Analyst · Raymond James.

And a final, kind of all interrelated question is in Telus, one of the other regional operators, reported numbers and actually, had quite a large amount of iPhone sales. What are your thoughts on -- does the iPhone makes sense in your markets? Is it hurting you on the postpaid churn and share of adds? Just kind of as you think through the iPhone phenomenon given that we'd probably will see a new iPhone refresh in the fall with LTE.

Michael Prior

Analyst · Raymond James.

Yes, I think it is probably hurting us. I'm sure it's hurting us on the postpaid side. Any time you don't have a device a lot of people want, and certainly, that's true with the iPhone without stating the obvious then you're hurting yourself a little bit or more.

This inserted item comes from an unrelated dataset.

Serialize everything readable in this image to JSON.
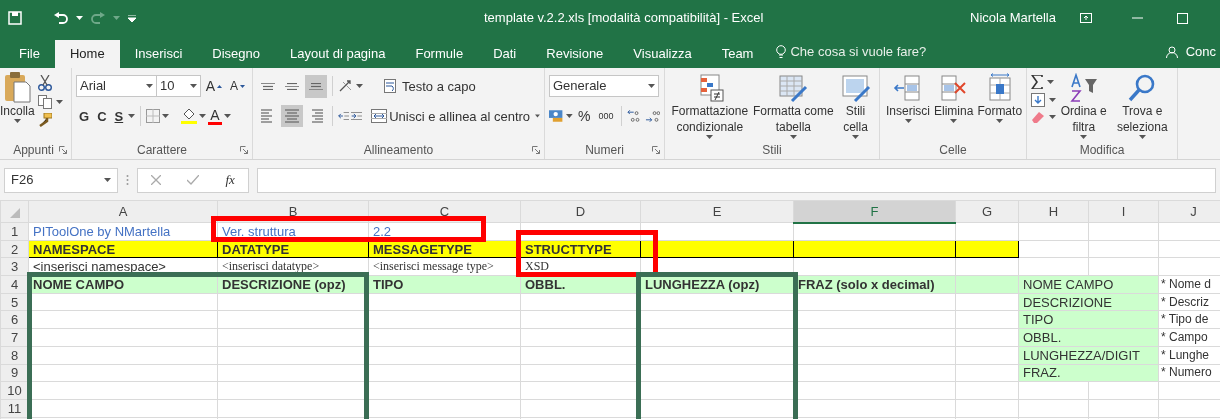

And certainly, we are, without speaking any specific device, we're continually looking at that. We're looking at how we can have a very strong device lineup and limit the amount of people we lose for that reason, and also improve the amount of people we go out and get for that reason. So I think we've got some -- its improving even this quarter, our device lineup. But we don't have the iPhone, so that is a weakness.

Ric Prentiss

Analyst · Raymond James.

It is expected they continue to bring out new iterations of the iPhone, the older iterations becomes less expensive to the carriers and yet, some customers might be happy with a 4 or 4S, even as the 5 comes out.

Michael Prior

Analyst · Raymond James.

I think that's a consideration. I mean, I think you've -- I mean, I don't know enough yet because I don't know what the 5 what it will look like and what the consumer reaction will be, but if you look at what's happened in the last few generations, that's often been the case.

Operator

Operator

And I'm not showing any further questions at this time. I'd like to turn the call back to management for closing remarks.

Michael Prior

Analyst

Okay. Well, I don't have any closing remarks, I'm just glad the phone lines stayed up for a few minutes at the end. I thank you, all, for your patience, and we'll talk to you next quarter.

Operator

Operator

Ladies and gentlemen, thank you for participating in today's conference. This does conclude the program and you may all disconnect. Everyone, have a great day.